George Lynch Darby Cobb

George Lynch Darby Cobb

George Lynch Darby Cobb, No. 3/2544

New Zealand Medical Corps

Drowned at sea, 27 May 1917

Born in Palmerston North in 1897, George Cobb was one of the ten children of Laura and Alfred, a builder. Known as Lynch, he attended the local Campbell Street School and with his family was involved in the Salvation Army. He was working as a cabinetmaker for undertakers and furniture makers Kells and Pike when he decided to enlist in the New Zealand Expeditionary Force in mid-1916.

Short, with brown hair and brown eyes, Lynch became a private in the New Zealand Medical Corps. He was appointed to the role of an orderly on board the Marama, one of New Zealand’s two hospital ships. The work was demanding, with orderlies often working up to fifteen hours a day cleaning, dressing wounds and serving meals. Apart from when they carried men wounded on the Somme across the English Channel in 1916, the hospital ships were tasked with transporting incapacitated men back to New Zealand. The Marama had recently returned to New Zealand when Lynch left on his first voyage in November 1916, bound for Southampton, England. He safely completed one round trip and was on his second when tragedy struck.

On the morning of 27 May 1917, the Marama ran into a north-easterly gale shortly after leaving Durban, South Africa. Lynch was reportedly on deck emptying rubbish over the side of the ship when a heavy wave swept him and a patient overboard. Lifebuoys were deployed and the ship conducted a search, but neither man was found. A Court of Enquiry later determined that both had drowned and that no one was to blame for the incident. Lynch was 20 years old.

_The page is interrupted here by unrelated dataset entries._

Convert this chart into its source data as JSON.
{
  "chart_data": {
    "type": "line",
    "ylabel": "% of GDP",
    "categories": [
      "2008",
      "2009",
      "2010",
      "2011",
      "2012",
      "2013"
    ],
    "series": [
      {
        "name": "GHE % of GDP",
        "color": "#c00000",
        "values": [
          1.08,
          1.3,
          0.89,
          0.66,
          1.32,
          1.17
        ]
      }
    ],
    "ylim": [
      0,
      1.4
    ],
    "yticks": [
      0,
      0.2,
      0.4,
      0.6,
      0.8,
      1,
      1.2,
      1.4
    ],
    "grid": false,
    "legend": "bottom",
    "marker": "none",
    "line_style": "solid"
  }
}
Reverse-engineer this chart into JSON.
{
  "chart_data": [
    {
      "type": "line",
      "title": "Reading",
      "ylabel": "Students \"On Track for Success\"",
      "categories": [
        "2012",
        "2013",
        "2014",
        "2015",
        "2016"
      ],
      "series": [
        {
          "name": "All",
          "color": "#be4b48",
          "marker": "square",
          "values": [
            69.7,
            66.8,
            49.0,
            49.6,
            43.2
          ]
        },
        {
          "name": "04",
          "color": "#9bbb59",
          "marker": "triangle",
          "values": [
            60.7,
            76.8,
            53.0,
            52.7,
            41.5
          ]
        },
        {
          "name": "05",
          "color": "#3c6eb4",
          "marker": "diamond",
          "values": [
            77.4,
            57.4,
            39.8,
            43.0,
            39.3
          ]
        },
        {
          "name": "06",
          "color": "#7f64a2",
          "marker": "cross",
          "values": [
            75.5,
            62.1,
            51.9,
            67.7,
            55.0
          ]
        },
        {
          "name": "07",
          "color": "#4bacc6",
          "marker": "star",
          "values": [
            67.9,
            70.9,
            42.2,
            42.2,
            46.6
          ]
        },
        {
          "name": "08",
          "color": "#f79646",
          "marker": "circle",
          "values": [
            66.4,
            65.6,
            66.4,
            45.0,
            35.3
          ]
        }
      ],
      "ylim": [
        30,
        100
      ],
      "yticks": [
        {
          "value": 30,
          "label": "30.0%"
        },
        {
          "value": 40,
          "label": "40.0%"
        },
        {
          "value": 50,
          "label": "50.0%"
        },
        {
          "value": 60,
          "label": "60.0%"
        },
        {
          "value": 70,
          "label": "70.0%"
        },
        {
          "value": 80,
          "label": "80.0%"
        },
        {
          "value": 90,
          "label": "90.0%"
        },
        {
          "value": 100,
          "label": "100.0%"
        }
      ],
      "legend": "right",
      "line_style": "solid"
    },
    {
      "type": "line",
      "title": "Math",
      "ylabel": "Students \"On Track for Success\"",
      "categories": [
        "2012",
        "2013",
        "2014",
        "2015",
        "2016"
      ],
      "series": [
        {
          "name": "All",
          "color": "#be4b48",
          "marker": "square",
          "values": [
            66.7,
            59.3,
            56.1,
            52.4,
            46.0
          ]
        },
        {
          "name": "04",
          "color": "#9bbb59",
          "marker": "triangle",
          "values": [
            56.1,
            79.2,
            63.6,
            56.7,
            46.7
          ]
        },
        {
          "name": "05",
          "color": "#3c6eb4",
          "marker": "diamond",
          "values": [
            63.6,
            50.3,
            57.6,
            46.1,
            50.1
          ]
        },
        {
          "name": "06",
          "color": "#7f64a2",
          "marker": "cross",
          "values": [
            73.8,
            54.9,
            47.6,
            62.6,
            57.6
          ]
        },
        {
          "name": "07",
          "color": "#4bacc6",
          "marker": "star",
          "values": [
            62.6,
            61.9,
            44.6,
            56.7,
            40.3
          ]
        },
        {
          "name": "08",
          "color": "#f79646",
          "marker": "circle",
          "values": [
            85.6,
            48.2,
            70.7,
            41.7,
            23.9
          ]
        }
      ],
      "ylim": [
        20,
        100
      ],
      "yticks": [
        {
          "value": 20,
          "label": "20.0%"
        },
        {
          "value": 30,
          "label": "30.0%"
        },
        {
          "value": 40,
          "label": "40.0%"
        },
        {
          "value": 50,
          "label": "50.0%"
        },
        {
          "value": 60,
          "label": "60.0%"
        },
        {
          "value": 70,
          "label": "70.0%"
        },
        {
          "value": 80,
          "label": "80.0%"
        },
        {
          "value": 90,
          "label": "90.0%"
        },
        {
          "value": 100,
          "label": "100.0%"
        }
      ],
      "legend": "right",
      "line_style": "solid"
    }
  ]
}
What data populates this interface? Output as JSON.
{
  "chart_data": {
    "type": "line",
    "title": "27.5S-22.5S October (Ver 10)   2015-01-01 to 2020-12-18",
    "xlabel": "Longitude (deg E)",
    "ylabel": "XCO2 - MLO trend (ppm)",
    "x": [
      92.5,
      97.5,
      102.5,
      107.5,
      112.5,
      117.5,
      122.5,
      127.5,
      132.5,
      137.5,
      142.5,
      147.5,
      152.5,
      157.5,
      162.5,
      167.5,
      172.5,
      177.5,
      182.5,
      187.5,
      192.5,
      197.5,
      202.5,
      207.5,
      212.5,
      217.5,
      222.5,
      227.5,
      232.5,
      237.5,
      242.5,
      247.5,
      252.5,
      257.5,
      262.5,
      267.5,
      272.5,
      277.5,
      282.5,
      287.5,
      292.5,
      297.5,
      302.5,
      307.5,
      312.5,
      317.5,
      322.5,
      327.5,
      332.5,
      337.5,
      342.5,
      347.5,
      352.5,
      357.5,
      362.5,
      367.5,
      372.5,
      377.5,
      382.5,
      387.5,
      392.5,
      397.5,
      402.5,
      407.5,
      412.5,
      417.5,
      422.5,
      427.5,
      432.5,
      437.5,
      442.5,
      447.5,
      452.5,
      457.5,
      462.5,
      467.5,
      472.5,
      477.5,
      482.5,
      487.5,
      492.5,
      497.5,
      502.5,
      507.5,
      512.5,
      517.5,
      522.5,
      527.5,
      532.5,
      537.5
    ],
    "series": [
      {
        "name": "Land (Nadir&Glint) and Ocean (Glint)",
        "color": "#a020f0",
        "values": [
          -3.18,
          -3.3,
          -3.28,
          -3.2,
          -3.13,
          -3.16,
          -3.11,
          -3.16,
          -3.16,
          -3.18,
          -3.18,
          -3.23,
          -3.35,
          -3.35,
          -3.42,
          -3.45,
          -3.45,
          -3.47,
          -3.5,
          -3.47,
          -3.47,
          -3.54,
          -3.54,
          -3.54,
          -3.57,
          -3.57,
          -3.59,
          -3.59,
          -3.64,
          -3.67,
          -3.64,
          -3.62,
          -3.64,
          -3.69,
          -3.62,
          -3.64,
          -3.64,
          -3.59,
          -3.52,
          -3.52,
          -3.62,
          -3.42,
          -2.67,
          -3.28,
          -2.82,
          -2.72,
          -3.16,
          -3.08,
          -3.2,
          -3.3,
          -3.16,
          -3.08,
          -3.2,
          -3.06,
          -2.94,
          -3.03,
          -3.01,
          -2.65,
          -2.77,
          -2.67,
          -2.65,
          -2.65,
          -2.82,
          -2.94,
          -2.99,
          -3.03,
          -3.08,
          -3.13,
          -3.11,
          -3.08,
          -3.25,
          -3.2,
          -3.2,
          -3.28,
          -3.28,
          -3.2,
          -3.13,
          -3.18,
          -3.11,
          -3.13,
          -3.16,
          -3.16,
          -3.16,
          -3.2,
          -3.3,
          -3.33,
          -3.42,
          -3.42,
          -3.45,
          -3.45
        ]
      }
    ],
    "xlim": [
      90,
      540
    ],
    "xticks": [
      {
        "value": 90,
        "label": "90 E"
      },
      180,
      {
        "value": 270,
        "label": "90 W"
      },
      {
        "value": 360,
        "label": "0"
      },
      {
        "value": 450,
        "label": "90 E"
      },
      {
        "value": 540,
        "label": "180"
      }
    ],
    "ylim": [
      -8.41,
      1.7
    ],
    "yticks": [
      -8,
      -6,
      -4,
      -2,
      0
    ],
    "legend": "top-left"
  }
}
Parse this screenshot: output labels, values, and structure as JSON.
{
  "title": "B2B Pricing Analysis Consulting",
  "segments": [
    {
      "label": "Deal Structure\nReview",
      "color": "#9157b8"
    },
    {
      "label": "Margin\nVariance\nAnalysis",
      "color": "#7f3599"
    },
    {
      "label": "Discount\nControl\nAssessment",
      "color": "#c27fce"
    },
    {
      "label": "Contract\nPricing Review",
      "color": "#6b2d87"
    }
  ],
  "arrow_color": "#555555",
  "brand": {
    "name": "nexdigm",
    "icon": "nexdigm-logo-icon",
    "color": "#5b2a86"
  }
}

Lynch’s name is included on the Wellington provincial war memorial in Karori Cemetery dedicated to those who died at sea. Following his death, the men of the Marama remembered him as ‘a jolly chap, and a good worker’,[1] while his former school recalled his ‘ever-cheerful and genial disposition.’[2] The Cobb family felt his death deeply. For several years afterwards the family placed memorial notices in the local newspaper on the anniversary of Lynch’s death. His brother Leonard, younger by a year, was particularly affected. In 1918 he expressed his continued sorrow in the Manawatu Standard: ‘Worthy of everlasting love, to those he left behind. A truer brother could not have been. Nor one so good and kind.’[3]

Further Information

Auckland War Memorial Museum Online Cenotaph record

Commonwealth War Graves Commission record

Palmerston North war memorial

'Salvation Army', Manawatu Standard, 24 February 1911, p. 2

'Salvation Army', Manawatu Standard, 5 January 1912, p. 6

'H.S. Marama', Evening Post, 9 November 1916, p. 8

'Roll of Honour. In Memoriam', Manawatu Standard, 27 May 1920, p. 1

'Roll of Honour', Manawatu Standard, 27 May 1921, p. 1

'Roll of Honour. In Memoriam', Manawatu Standard, 26 May 1922, p. 1

'They served' – blog post about Lynch Cobb


[1] 'Washed overboard', Poverty Bay Herald, 17 July 1917, p. 4.

[2] 'Personal', Manawatu Times, 1 June 1917, p. 5.

[3] 'In Memoriam', Manawatu Standard, 27 May 1918, p. 1.